Già, perché, com’ è possibile? Quest’uomo, messo alle strette ha confessato. Così ha raccontato in tv il comandante: “quando gli è stato fatto il nome della donna, per la quale nutriva una forte passione, ha avuto un momento di silenzio, ha preso consapevolezza dell’abnormità di quello che aveva fatto, si è preso la testa tra le mani e ha detto: “Sì sono stato io. Ora voglio il massimo della pena”. Su un fatto del genere si possono avere molte diverse reazioni.
Alcuni dicono: “Non ci pensiamo, parliamo di calcio”, altri “Ci sono sempre stati dei pazzi”, altri pensano alla presenza di forze diaboliche occulte. I credenti pregano per le vittime e invocano pietà e misericordia. Oltre alla sofferenza ti passa addosso come un brivido di paura al pensiero che possa succedere anche a te uno smarrimento e un momento di follia, visto che, quando si domanda ai parenti o vicini se conoscevano quella persona che ha commesso il delitto, si ha quasi sempre la risposta: “Era una persona normale, tranquilla, gentile, niente faceva pensare a una cosa simile”.
E tuttavia mi pare che sulla frase della confessione: “Ora voglio la pena…” non è inutile fare una riflessione. Quest’uomo ha una volontà, si identifica nella volontà, nel suo io voglio. Anche nella confessione dice “ora io voglio”. Tutto sembra che debba dipendere da lui. È la volontà che domina la vita di questa persona e la riflessione che mi pare venga fuori è che sia proprio la tentazione della volontà individuale sganciata dalla relazione con gli altri e con qualcosa di altro che ti sovrasta che stia il pericolo di azioni al di là del bene e del male. È bene quello che io voglio in questo momento. È male da eliminare quello che si oppone alla mia volontà. Qualche filosofo ha parlato della “volontà di potenza”.
La riflessione mi porta a dire che la nostra cultura, quella che un nostro lettore chiama “il pensiero unico dominante” è che io decido, e nessun altro al mio posto. È nota la frase del femminismo radicale: “il corpo è mio e ne faccio quello che voglio”.

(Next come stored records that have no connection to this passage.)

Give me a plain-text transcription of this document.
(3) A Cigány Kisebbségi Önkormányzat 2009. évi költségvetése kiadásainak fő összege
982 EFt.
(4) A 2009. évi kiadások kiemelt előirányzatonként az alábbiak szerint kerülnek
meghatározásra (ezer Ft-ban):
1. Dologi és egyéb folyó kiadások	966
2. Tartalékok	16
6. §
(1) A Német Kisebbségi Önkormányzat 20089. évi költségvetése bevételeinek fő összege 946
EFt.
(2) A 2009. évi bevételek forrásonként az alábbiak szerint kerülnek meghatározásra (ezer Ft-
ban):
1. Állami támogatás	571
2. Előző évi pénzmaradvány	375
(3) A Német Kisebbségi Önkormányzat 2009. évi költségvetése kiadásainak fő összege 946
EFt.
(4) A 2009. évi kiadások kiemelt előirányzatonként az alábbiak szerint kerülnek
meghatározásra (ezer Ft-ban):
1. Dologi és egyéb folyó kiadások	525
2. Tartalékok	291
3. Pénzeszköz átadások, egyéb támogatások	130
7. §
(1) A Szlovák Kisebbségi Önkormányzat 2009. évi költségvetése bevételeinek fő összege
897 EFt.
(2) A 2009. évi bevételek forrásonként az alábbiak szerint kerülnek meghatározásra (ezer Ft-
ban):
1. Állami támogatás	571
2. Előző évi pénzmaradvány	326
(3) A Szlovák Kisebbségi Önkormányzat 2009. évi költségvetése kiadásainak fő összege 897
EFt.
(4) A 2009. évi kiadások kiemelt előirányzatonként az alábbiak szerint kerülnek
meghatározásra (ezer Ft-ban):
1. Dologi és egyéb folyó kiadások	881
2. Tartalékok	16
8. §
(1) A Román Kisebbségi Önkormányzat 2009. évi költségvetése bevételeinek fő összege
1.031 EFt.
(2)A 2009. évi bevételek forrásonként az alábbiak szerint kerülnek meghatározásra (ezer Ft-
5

In questi giorni si discute di nuove forme di famiglia e si dice che è necessario riscrivere la grammatica delle relazioni umane. È certamente giusto aggiornare le leggi, rinnovare lo stile di vita, ricordare che “il sabato è fatto per l’uomo e non l’uomo per il sabato”. Ma rimangono il sabato come giorno santo da rispettare e l’uomo con la sua dignità e la sua sacralità, così come permangono integri e necessari per la vita e il futuro dell’umanità quelle famose dieci parole che noi chiamiamo il Decalogo, al centro del quale la quinta parola è “Non uccidere”. Una delle più terribili manipolazioni della verità è quando l’“io voglio” moderno del pensiero secolarizzato viene arbitrariamente identificato con “Dio lo vuole”. Un Dio costruito come un fantoccio, un idolo, un fantasma usato per mascherare la propria arroganza. È ciò che avviene in questi giorni in Siria, in Iraq e altrove.
Accordare la propria volontà con la ricerca del bene illuminata da una coscienza pura è la sola via per non cadere nel volontarismo arbitrario e violento nella vita privata e in quella pubblica. E lasciamo che sia il dito di Dio a disegnare nel cuore degli uomini le linee maestre della grammatica delle relazioni umane.